Differentiating G-inflation from String Gas Cosmology using the Effective Field Theory Approach

TL;DR

This paper compares String Gas Cosmology and G-inflation using the Effective Field Theory approach, identifying key observational differences in tensor spectra, non-Gaussianities, and scale dependence to distinguish these models.

Contribution

It provides a detailed perturbation analysis highlighting unique observational signatures that differentiate String Gas Cosmology from G-inflation.

Findings

String Gas Cosmology predicts a specific ns-nt consistency relation.

G-inflation can produce large non-Gaussianities, unlike String Gas Cosmology.
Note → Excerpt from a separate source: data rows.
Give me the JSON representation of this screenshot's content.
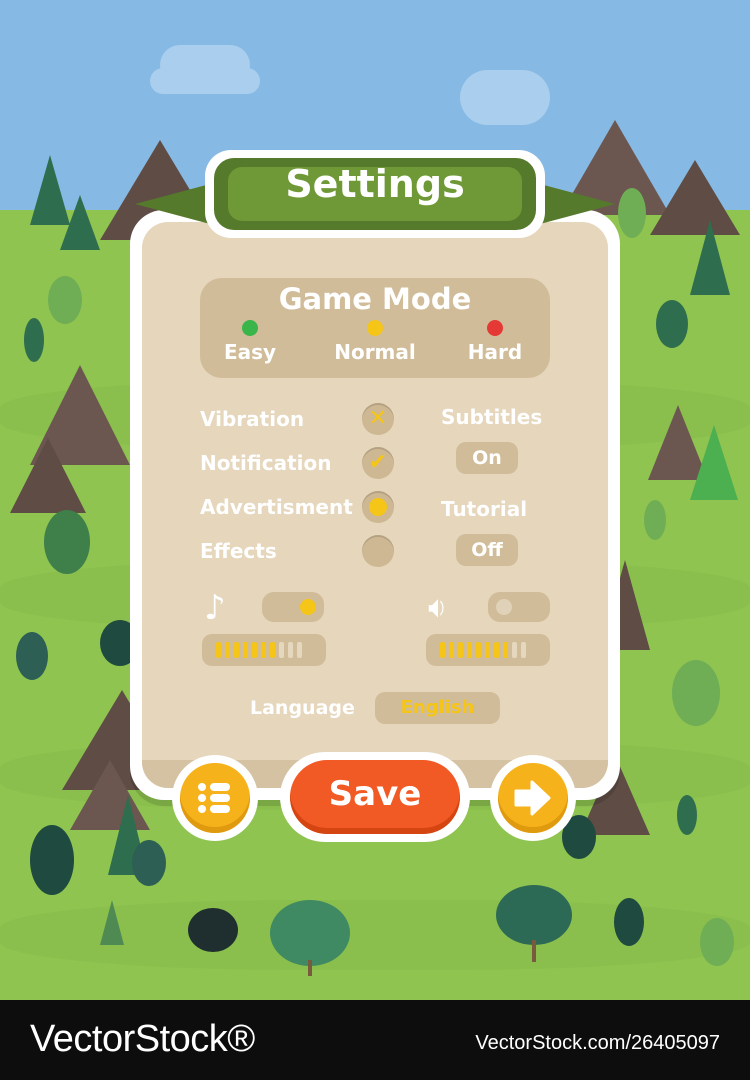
{
  "title": "Settings",
  "game_mode": {
    "title": "Game Mode",
    "options": [
      {
        "label": "Easy",
        "color": "#39b54a"
      },
      {
        "label": "Normal",
        "color": "#f5c518"
      },
      {
        "label": "Hard",
        "color": "#e53935"
      }
    ]
  },
  "options_left": [
    {
      "label": "Vibration",
      "state": "x"
    },
    {
      "label": "Notification",
      "state": "check"
    },
    {
      "label": "Advertisment",
      "state": "dot"
    },
    {
      "label": "Effects",
      "state": "empty"
    }
  ],
  "options_right": [
    {
      "label": "Subtitles",
      "value": "On"
    },
    {
      "label": "Tutorial",
      "value": "Off"
    }
  ],
  "audio": {
    "music": {
      "icon": "music-note-icon",
      "toggle_on": true,
      "level_segments": 10,
      "active_segments": 7
    },
    "sound": {
      "icon": "speaker-icon",
      "toggle_on": false,
      "level_segments": 10,
      "active_segments": 8
    }
  },
  "language": {
    "label": "Language",
    "value": "English"
  },
  "buttons": {
    "menu_icon": "menu-list-icon",
    "save": "Save",
    "next_icon": "arrow-right-icon"
  },
  "colors": {
    "accent_yellow": "#f5c518",
    "save_orange": "#f15a24",
    "banner_green": "#567a2b",
    "panel_beige": "#e5d6bc"
  },
  "watermark": {
    "left": "VectorStock®",
    "right": "VectorStock.com/26405097"
  }
}
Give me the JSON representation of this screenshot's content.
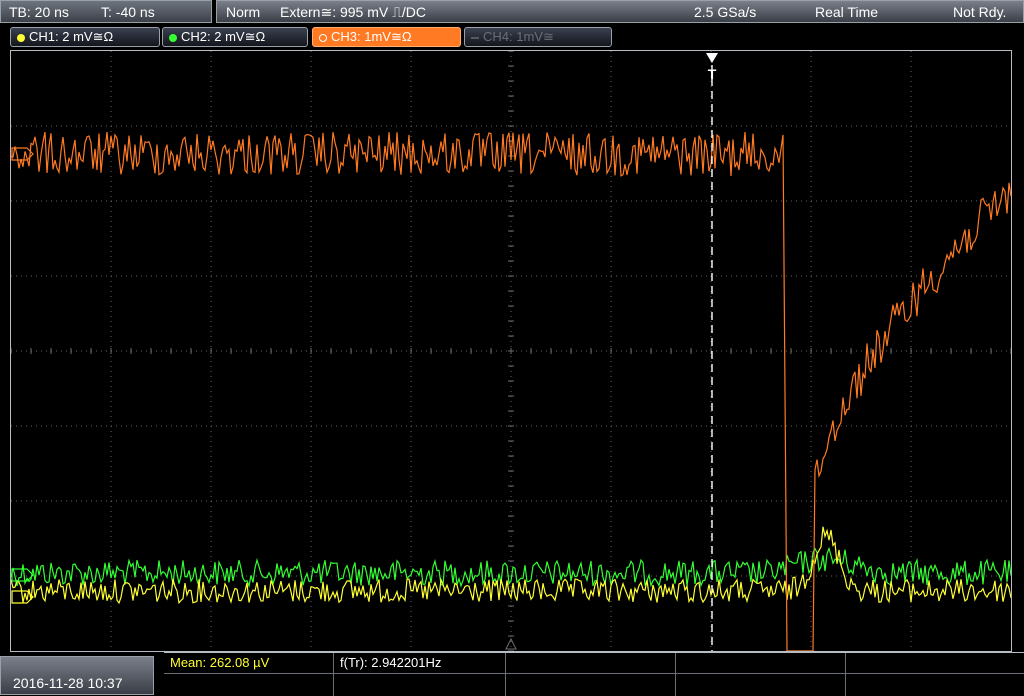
{
  "timebase": {
    "tb": "TB: 20 ns",
    "trig_offset": "T: -40 ns"
  },
  "status": {
    "mode": "Norm",
    "trigger": "Extern≅: 995 mV ⎍/DC",
    "sample_rate": "2.5 GSa/s",
    "acq": "Real Time",
    "state": "Not Rdy."
  },
  "channels": [
    {
      "label": "CH1: 2 mV≅Ω",
      "color": "#ffff33",
      "active": false
    },
    {
      "label": "CH2: 2 mV≅Ω",
      "color": "#33ff33",
      "active": false
    },
    {
      "label": "CH3: 1mV≅Ω",
      "color": "#ff7a22",
      "active": true
    },
    {
      "label": "CH4: 1mV≅",
      "color": "#555a62",
      "active": false
    }
  ],
  "trigger_marker": "T",
  "datetime": "2016-11-28 10:37",
  "measurements": {
    "mean": "Mean: 262.08 µV",
    "freq": "f(Tr): 2.942201Hz"
  },
  "colors": {
    "ch1": "#ffff33",
    "ch2": "#33ff33",
    "ch3": "#ff7a22",
    "grid": "#6a6e76"
  }
}
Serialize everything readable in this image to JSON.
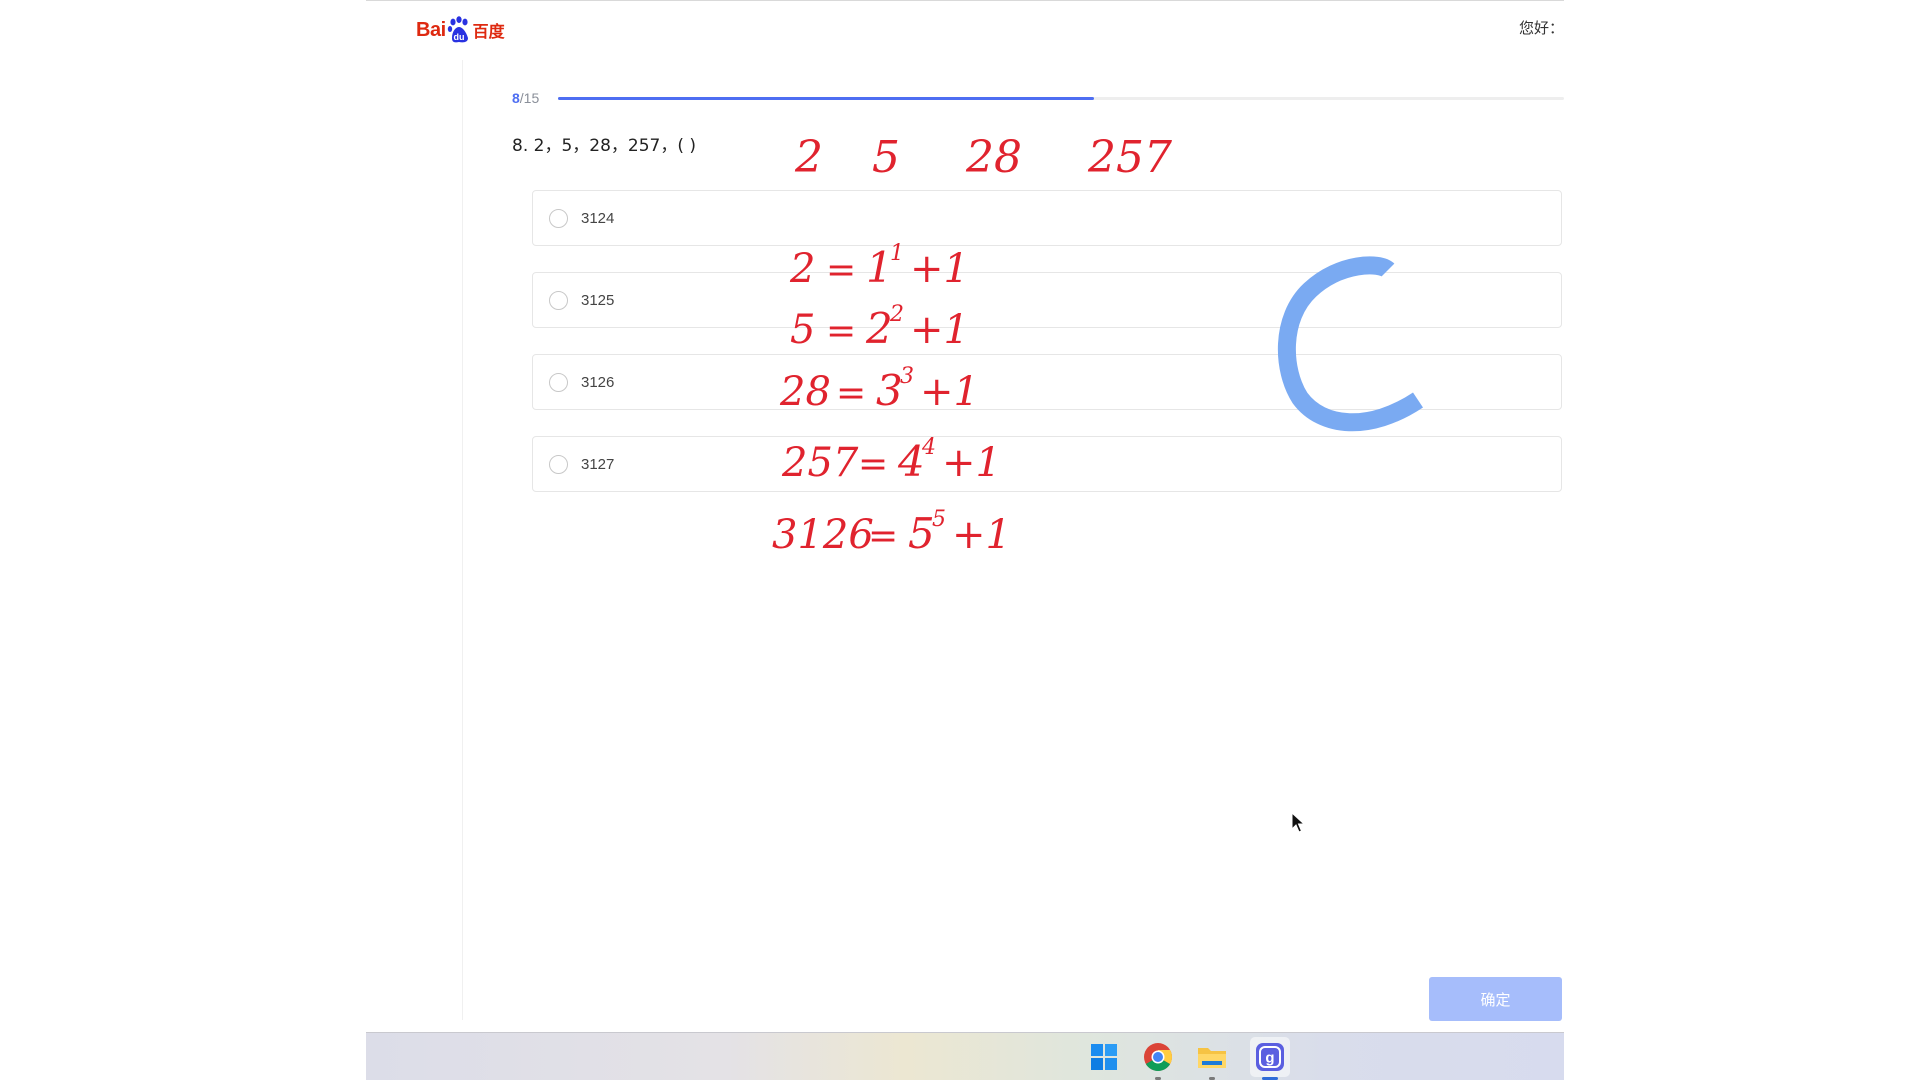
{
  "header": {
    "logo_bai": "Bai",
    "logo_du": "du",
    "logo_cn": "百度",
    "greeting": "您好："
  },
  "progress": {
    "current": "8",
    "total": "/15",
    "fraction": 0.533
  },
  "question": {
    "text": "8. 2，5，28，257，( )"
  },
  "options": [
    {
      "label": "3124"
    },
    {
      "label": "3125"
    },
    {
      "label": "3126"
    },
    {
      "label": "3127"
    }
  ],
  "confirm_label": "确定",
  "annotation": {
    "sequence": [
      "2",
      "5",
      "28",
      "257"
    ],
    "equations": [
      {
        "lhs": "2",
        "base": "1",
        "exp": "1",
        "plus": "+1"
      },
      {
        "lhs": "5",
        "base": "2",
        "exp": "2",
        "plus": "+1"
      },
      {
        "lhs": "28",
        "base": "3",
        "exp": "3",
        "plus": "+1"
      },
      {
        "lhs": "257",
        "base": "4",
        "exp": "4",
        "plus": "+1"
      },
      {
        "lhs": "3126",
        "base": "5",
        "exp": "5",
        "plus": "+1"
      }
    ],
    "answer_mark": "C",
    "ink_color": "#e0232e",
    "answer_color": "#7aaaf2"
  },
  "taskbar": {
    "icons": [
      "windows-start-icon",
      "chrome-icon",
      "file-explorer-icon",
      "app-g-icon"
    ]
  }
}
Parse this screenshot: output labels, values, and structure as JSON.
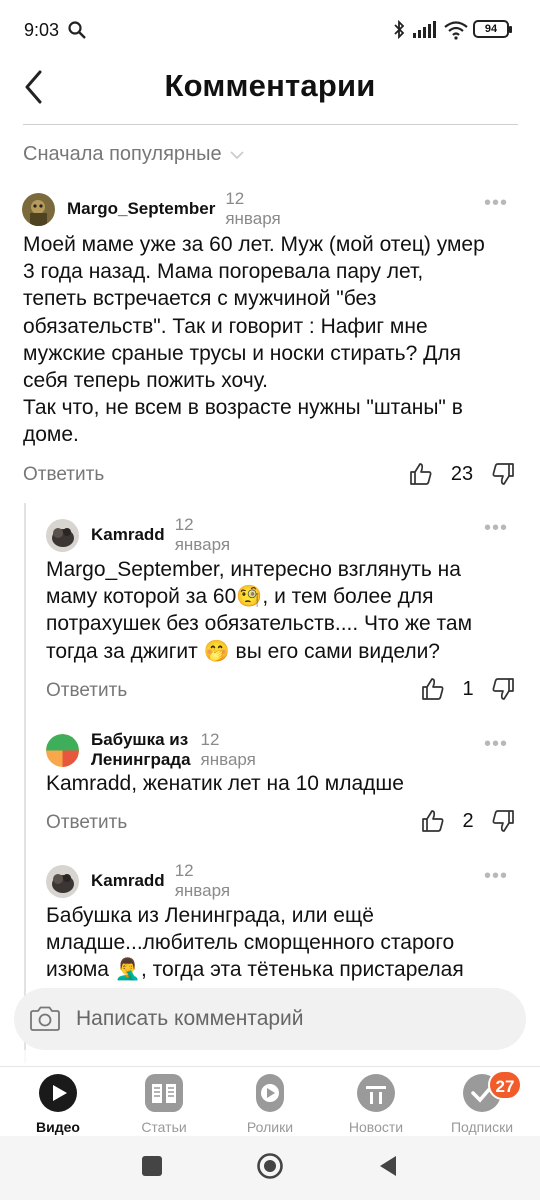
{
  "status_bar": {
    "time": "9:03",
    "battery": "94"
  },
  "header": {
    "title": "Комментарии"
  },
  "sort": {
    "label": "Сначала популярные"
  },
  "comments": [
    {
      "author": "Margo_September",
      "date": "12 января",
      "text_lines": [
        "Моей маме уже за 60 лет. Муж (мой отец) умер",
        "3 года назад. Мама погоревала пару лет,",
        "тепеть встречается с мужчиной \"без",
        "обязательств\". Так и говорит : Нафиг мне",
        "мужские сраные трусы и носки стирать? Для",
        "себя теперь пожить хочу.",
        "Так что, не всем в возрасте нужны \"штаны\" в",
        "доме."
      ],
      "reply": "Ответить",
      "likes": "23"
    },
    {
      "author": "Kamradd",
      "date": "12 января",
      "text_lines": [
        "Margo_September, интересно взглянуть на",
        "маму которой за 60🧐, и тем более для",
        "потрахушек без обязательств.... Что же там",
        "тогда за джигит 🤭 вы его сами видели?"
      ],
      "reply": "Ответить",
      "likes": "1"
    },
    {
      "author": "Бабушка из Ленинграда",
      "date": "12 января",
      "text_lines": [
        "Kamradd, женатик лет на 10 младше"
      ],
      "reply": "Ответить",
      "likes": "2"
    },
    {
      "author": "Kamradd",
      "date": "12 января",
      "text_lines": [
        "Бабушка из Ленинграда, или ещё",
        "младше...любитель сморщенного старого",
        "изюма 🤦‍♂️, тогда эта тётенька пристарелая"
      ]
    }
  ],
  "comment_input": {
    "placeholder": "Написать комментарий"
  },
  "bottom_nav": {
    "items": [
      {
        "label": "Видео",
        "icon": "video-play-icon",
        "active": true
      },
      {
        "label": "Статьи",
        "icon": "articles-icon"
      },
      {
        "label": "Ролики",
        "icon": "shorts-icon"
      },
      {
        "label": "Новости",
        "icon": "news-icon"
      },
      {
        "label": "Подписки",
        "icon": "subscriptions-icon"
      }
    ],
    "subscriptions_badge": "27"
  },
  "colors": {
    "accent": "#f25c2b",
    "text": "#111111",
    "muted": "#8a8a8a"
  }
}
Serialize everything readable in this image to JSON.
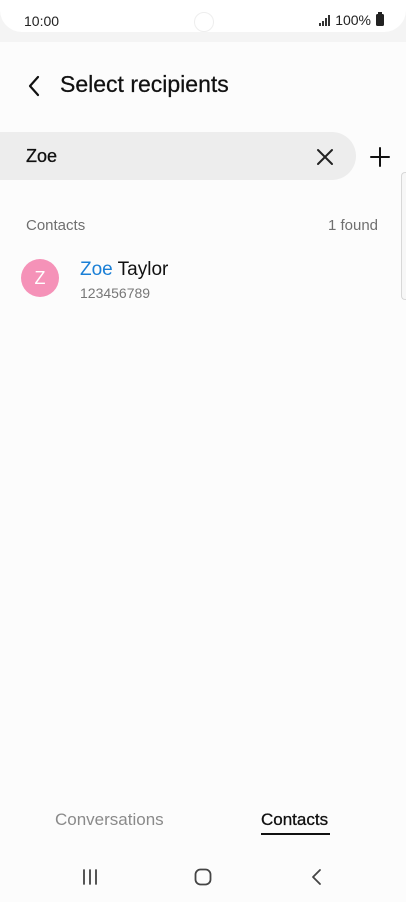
{
  "status": {
    "time": "10:00",
    "battery_text": "100%"
  },
  "header": {
    "title": "Select recipients",
    "back_icon": "chevron-left-icon"
  },
  "search": {
    "value": "Zoe",
    "clear_icon": "close-icon",
    "add_icon": "plus-icon"
  },
  "contacts_section": {
    "title": "Contacts",
    "count": "1 found"
  },
  "results": [
    {
      "initial": "Z",
      "name_match": "Zoe",
      "name_rest": " Taylor",
      "number": "123456789",
      "avatar_color": "#f592b8",
      "match_color": "#1a7fd6"
    }
  ],
  "tabs": [
    {
      "label": "Conversations",
      "selected": false
    },
    {
      "label": "Contacts",
      "selected": true
    }
  ],
  "nav": {
    "recents_icon": "recent-apps-icon",
    "home_icon": "home-icon",
    "back_icon": "back-icon"
  }
}
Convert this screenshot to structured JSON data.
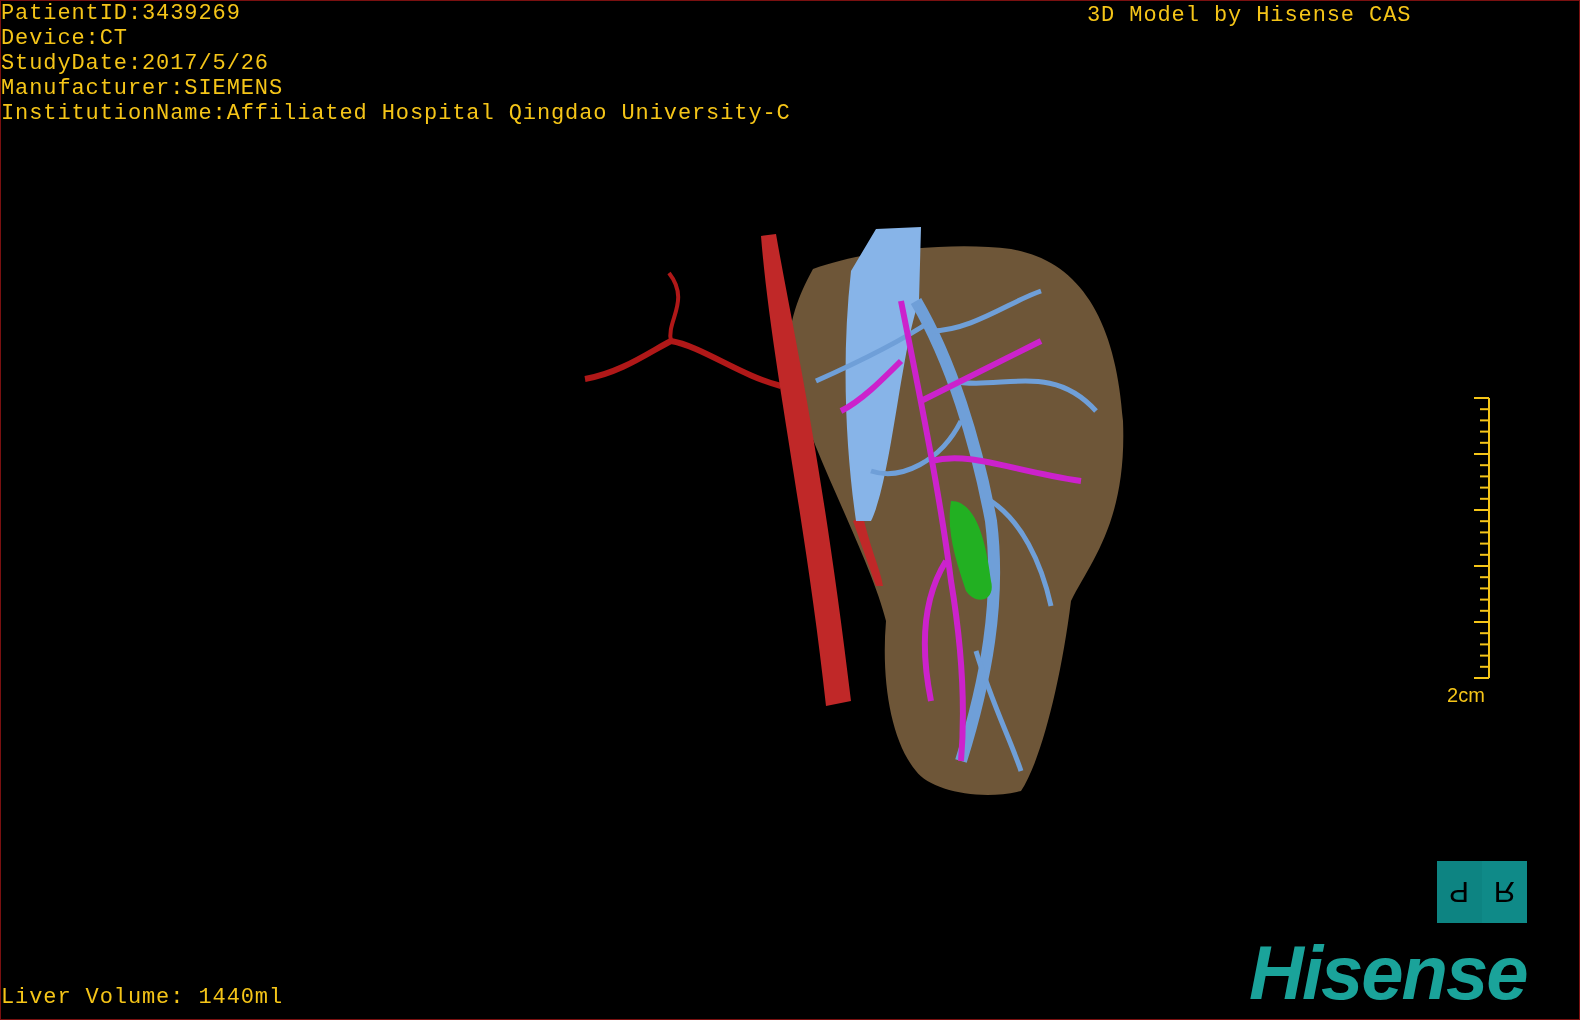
{
  "patient_info": [
    "PatientID:3439269",
    "Device:CT",
    "StudyDate:2017/5/26",
    "Manufacturer:SIEMENS",
    "InstitutionName:Affiliated Hospital Qingdao University-C"
  ],
  "model_credit": "3D Model by Hisense CAS",
  "scale_bar": {
    "label": "2cm"
  },
  "orientation_cube": {
    "faces": [
      {
        "kind": "rotated",
        "letter": "P"
      },
      {
        "kind": "flipped",
        "letter": "R"
      }
    ]
  },
  "logo": "Hisense",
  "liver_volume": "Liver Volume: 1440ml"
}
The scale dependence of nonlinearity parameter can break model degeneracy.

Abstract

A characteristic signature of String Gas Cosmology is primordial power spectra for scalar and tensor modes which are almost scale-invariant but with a red tilt for scalar modes but a blue tilt for tensor modes. This feature, however, can also be realized in the so-called G-inflation model, in which Horndeski operators are introduced which leads to a blue tensor tilt by softly breaking the Null Energy Condition. In this article we search for potential observational differences between these two cosmologies by performing detailed perturbation analyses based on the Effective Field Theory approach. Our results show that, although both two models produce blue tilted tensor perturbations, they behave differently in three aspects. Firstly, String Gas Cosmology predicts a specific consistency relation between the index of the scalar modes ns and that of tensor ones nt, which is hard to be reproduced by G-inflation. Secondly, String Gas Cosmology typically predicts non-Gaussianities which are highly suppressed on observable scales, while G-inflation gives rise to observationally large non-Gaussianities because the kinetic terms in the action become important during inflation. However, after finely tuning the model parameters of G-inflation it is possible to obtain a blue tensor spectrum and negligible non-Gaussianities with a degeneracy between the two models. This degeneracy can be broken by a third observable, namely the scale dependence of the nonlinearity parameter, which vanishes for G-inflation but has a blue tilt in the case of String Gas Cosmology. Therefore, we conclude that String Gas Cosmology is in principle observationally distinguishable from the single field inflationary cosmology, even allowing for modifications such as G-inflation.